1. SSH into the proxy server
2. Edit `/etc/nginx/sites-available/cw-proxy`
3. Add the new host to the `map` block:
   ```nginx
   map $upstream_host $upstream_allowed {
       default                    0;
       chatwoot.example.com       1;
       chatwoot.newclient.com     1;   # ← add this line
   }
   ```
4. Test and reload:
   ```bash
   nginx -t && systemctl reload nginx
   ```
5. Set the Meta webhook callback URL for the new instance to:
   ```
   https://proxy.example.com/chatwoot.newclient.com/webhooks/whatsapp/%2B<phone>
   ```

## Removing an upstream

1. Remove or comment out the host from the `map` block
2. `nginx -t && systemctl reload nginx`
3. Update the Meta webhook callback URL to point directly at the Chatwoot instance (or to a different proxy)

## Key nginx directives

| Directive | Purpose |
|-----------|---------|
| `map $upstream_host $upstream_allowed` | Allowlist of permitted upstream hosts.

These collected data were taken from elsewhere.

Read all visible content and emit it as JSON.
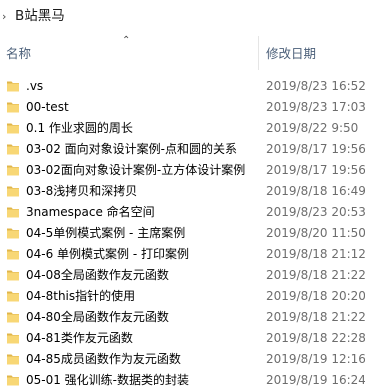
{
  "window": {
    "path_title": "B站黑马"
  },
  "header": {
    "name_label": "名称",
    "date_label": "修改日期"
  },
  "colors": {
    "folder_yellow": "#f8d775",
    "folder_shadow": "#e0b64a",
    "header_text": "#4c607a",
    "date_text": "#6d6d6d"
  },
  "files": [
    {
      "name": ".vs",
      "date": "2019/8/23 16:52",
      "icon": "folder-icon"
    },
    {
      "name": "00-test",
      "date": "2019/8/23 17:03",
      "icon": "folder-icon"
    },
    {
      "name": "0.1 作业求圆的周长",
      "date": "2019/8/22 9:50",
      "icon": "folder-icon"
    },
    {
      "name": "03-02 面向对象设计案例-点和圆的关系",
      "date": "2019/8/17 19:56",
      "icon": "folder-icon"
    },
    {
      "name": "03-02面向对象设计案例-立方体设计案例",
      "date": "2019/8/17 19:56",
      "icon": "folder-icon"
    },
    {
      "name": "03-8浅拷贝和深拷贝",
      "date": "2019/8/18 16:49",
      "icon": "folder-icon"
    },
    {
      "name": "3namespace 命名空间",
      "date": "2019/8/23 20:53",
      "icon": "folder-icon"
    },
    {
      "name": "04-5单例模式案例 - 主席案例",
      "date": "2019/8/20 11:50",
      "icon": "folder-icon"
    },
    {
      "name": "04-6 单例模式案例 - 打印案例",
      "date": "2019/8/18 21:12",
      "icon": "folder-icon"
    },
    {
      "name": "04-08全局函数作友元函数",
      "date": "2019/8/18 21:22",
      "icon": "folder-icon"
    },
    {
      "name": "04-8this指针的使用",
      "date": "2019/8/18 20:20",
      "icon": "folder-icon"
    },
    {
      "name": "04-80全局函数作友元函数",
      "date": "2019/8/18 21:22",
      "icon": "folder-icon"
    },
    {
      "name": "04-81类作友元函数",
      "date": "2019/8/18 22:28",
      "icon": "folder-icon"
    },
    {
      "name": "04-85成员函数作为友元函数",
      "date": "2019/8/19 12:16",
      "icon": "folder-icon"
    },
    {
      "name": "05-01 强化训练-数据类的封装",
      "date": "2019/8/19 16:24",
      "icon": "folder-icon"
    }
  ]
}
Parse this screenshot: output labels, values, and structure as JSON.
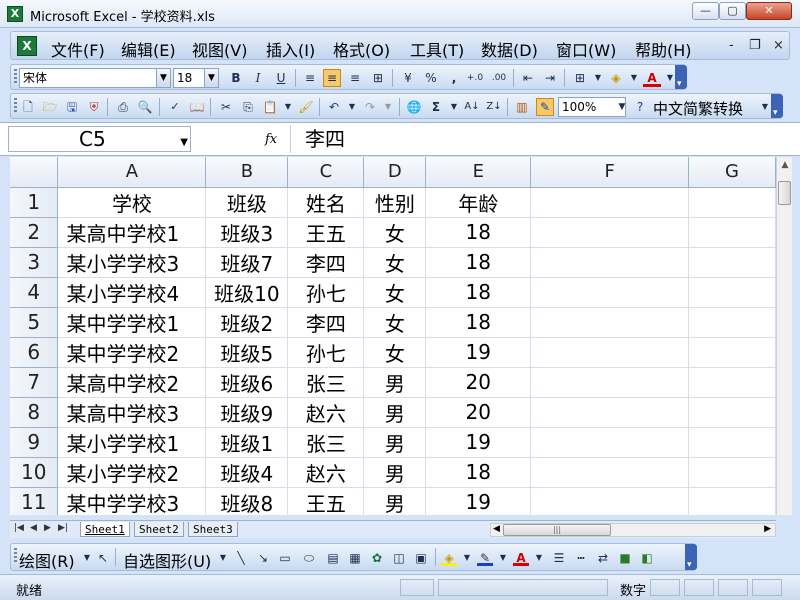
{
  "window": {
    "title": "Microsoft Excel - 学校资料.xls",
    "app_icon": "X"
  },
  "menubar": {
    "items": [
      "文件(F)",
      "编辑(E)",
      "视图(V)",
      "插入(I)",
      "格式(O)",
      "工具(T)",
      "数据(D)",
      "窗口(W)",
      "帮助(H)"
    ],
    "mdi_minimize": "-",
    "mdi_restore": "ᵬ",
    "mdi_close": "×"
  },
  "format_toolbar": {
    "font_name": "宋体",
    "font_size": "18",
    "bold": "B",
    "italic": "I",
    "underline": "U",
    "percent": "%",
    "comma": ",",
    "inc_decimal": "+.0",
    "dec_decimal": ".00"
  },
  "standard_toolbar": {
    "zoom": "100%",
    "chinese_convert": "中文简繁转换"
  },
  "formula_bar": {
    "name_box": "C5",
    "fx_label": "fx",
    "formula_value": "李四"
  },
  "columns": [
    "A",
    "B",
    "C",
    "D",
    "E",
    "F",
    "G"
  ],
  "rows": [
    {
      "num": "1",
      "cells": [
        "学校",
        "班级",
        "姓名",
        "性别",
        "年龄"
      ]
    },
    {
      "num": "2",
      "cells": [
        "某高中学校1",
        "班级3",
        "王五",
        "女",
        "18"
      ]
    },
    {
      "num": "3",
      "cells": [
        "某小学学校3",
        "班级7",
        "李四",
        "女",
        "18"
      ]
    },
    {
      "num": "4",
      "cells": [
        "某小学学校4",
        "班级10",
        "孙七",
        "女",
        "18"
      ]
    },
    {
      "num": "5",
      "cells": [
        "某中学学校1",
        "班级2",
        "李四",
        "女",
        "18"
      ]
    },
    {
      "num": "6",
      "cells": [
        "某中学学校2",
        "班级5",
        "孙七",
        "女",
        "19"
      ]
    },
    {
      "num": "7",
      "cells": [
        "某高中学校2",
        "班级6",
        "张三",
        "男",
        "20"
      ]
    },
    {
      "num": "8",
      "cells": [
        "某高中学校3",
        "班级9",
        "赵六",
        "男",
        "20"
      ]
    },
    {
      "num": "9",
      "cells": [
        "某小学学校1",
        "班级1",
        "张三",
        "男",
        "19"
      ]
    },
    {
      "num": "10",
      "cells": [
        "某小学学校2",
        "班级4",
        "赵六",
        "男",
        "18"
      ]
    },
    {
      "num": "11",
      "cells": [
        "某中学学校3",
        "班级8",
        "王五",
        "男",
        "19"
      ]
    }
  ],
  "sheets": [
    "Sheet1",
    "Sheet2",
    "Sheet3"
  ],
  "draw_toolbar": {
    "draw_label": "绘图(R)",
    "autoshapes_label": "自选图形(U)"
  },
  "status": {
    "ready": "就绪",
    "num_lock": "数字"
  }
}
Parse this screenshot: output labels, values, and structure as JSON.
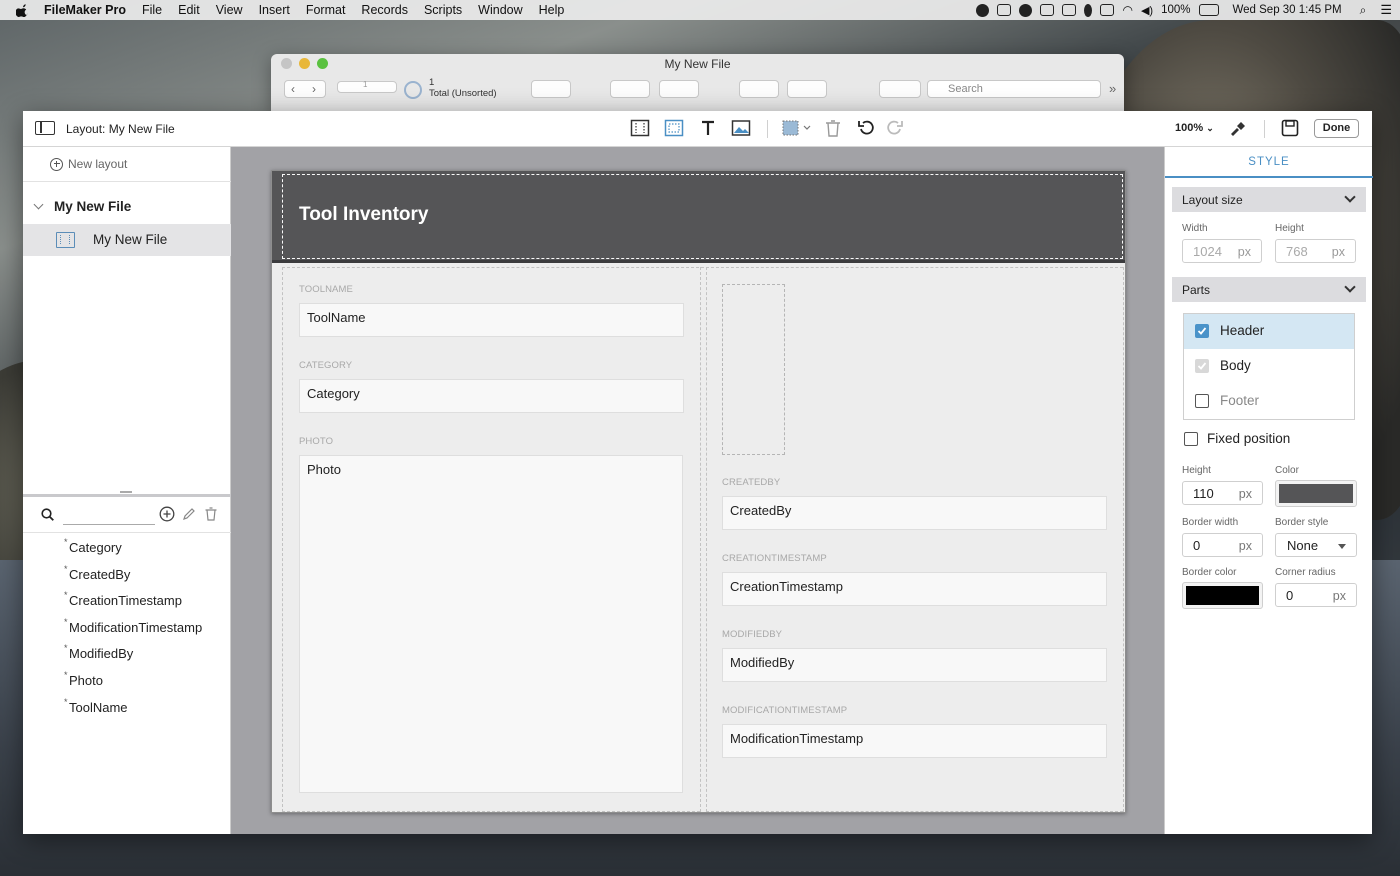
{
  "menubar": {
    "app_name": "FileMaker Pro",
    "menus": [
      "File",
      "Edit",
      "View",
      "Insert",
      "Format",
      "Records",
      "Scripts",
      "Window",
      "Help"
    ],
    "battery": "100%",
    "datetime": "Wed Sep 30  1:45 PM"
  },
  "browse_window": {
    "title": "My New File",
    "record_number": "1",
    "record_count": "1",
    "total_label": "Total (Unsorted)",
    "search_placeholder": "Search"
  },
  "layout_window": {
    "title": "Layout: My New File",
    "zoom": "100%",
    "done_label": "Done"
  },
  "left_panel": {
    "new_layout_label": "New layout",
    "folder_name": "My New File",
    "layout_name": "My New File",
    "fields": [
      "Category",
      "CreatedBy",
      "CreationTimestamp",
      "ModificationTimestamp",
      "ModifiedBy",
      "Photo",
      "ToolName"
    ]
  },
  "canvas": {
    "header_title": "Tool Inventory",
    "left_fields": [
      {
        "label": "TOOLNAME",
        "value": "ToolName"
      },
      {
        "label": "CATEGORY",
        "value": "Category"
      },
      {
        "label": "PHOTO",
        "value": "Photo"
      }
    ],
    "right_fields": [
      {
        "label": "CREATEDBY",
        "value": "CreatedBy"
      },
      {
        "label": "CREATIONTIMESTAMP",
        "value": "CreationTimestamp"
      },
      {
        "label": "MODIFIEDBY",
        "value": "ModifiedBy"
      },
      {
        "label": "MODIFICATIONTIMESTAMP",
        "value": "ModificationTimestamp"
      }
    ]
  },
  "inspector": {
    "tab_label": "STYLE",
    "layout_size": {
      "section_label": "Layout size",
      "width_label": "Width",
      "width_value": "1024",
      "height_label": "Height",
      "height_value": "768",
      "unit": "px"
    },
    "parts": {
      "section_label": "Parts",
      "items": [
        {
          "label": "Header",
          "checked": true,
          "selected": true
        },
        {
          "label": "Body",
          "checked": true,
          "disabled": true
        },
        {
          "label": "Footer",
          "checked": false
        }
      ],
      "fixed_position_label": "Fixed position"
    },
    "part_style": {
      "height_label": "Height",
      "height_value": "110",
      "color_label": "Color",
      "color_value": "#555557",
      "border_width_label": "Border width",
      "border_width_value": "0",
      "border_style_label": "Border style",
      "border_style_value": "None",
      "border_color_label": "Border color",
      "border_color_value": "#000000",
      "corner_radius_label": "Corner radius",
      "corner_radius_value": "0",
      "unit": "px"
    }
  },
  "colors": {
    "accent": "#4a8fc4",
    "header_fill": "#555557",
    "canvas_bg": "#a2a2a6"
  }
}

Only hosts set to `1` are proxied; all others get 403. |
| `proxy_ssl_server_name on` | Enables SNI so the TLS handshake uses the correct hostname for the upstream's certificate. |
| `resolver 1.1.1.1 8.8.8.8 valid=300s` | Required because `proxy_pass` uses a variable (`$upstream_host`), so nginx cannot resolve DNS at config load time. Uses Cloudflare and Google DNS. |
| `proxy_set_header Host $upstream_host` | Sets the Host header to the upstream domain so reverse proxies (Traefik, etc.) route correctly. |

## Failure modes

All recoverable — Meta retries with exponential backoff for up to 36 hours:

| Failure | What happens | Recovery |
|---------|-------------|----------|
| Proxy down | Connection refused | Meta retries |
| Upstream down | 502 Bad Gateway | Meta retries |
| SSL expired | TLS handshake error | Meta retries |

## Important notes

- **Do not rate-limit.** Meta sends webhook deliveries from many IPs in AS32934. Bursts of 10+ requests per second are normal.
- **SSL auto-renewal** is handled by the certbot systemd timer. Verify with `systemctl status certbot.timer`.
- The `%2B` in the URL is the URL-encoded `+` sign for the phone number's country code.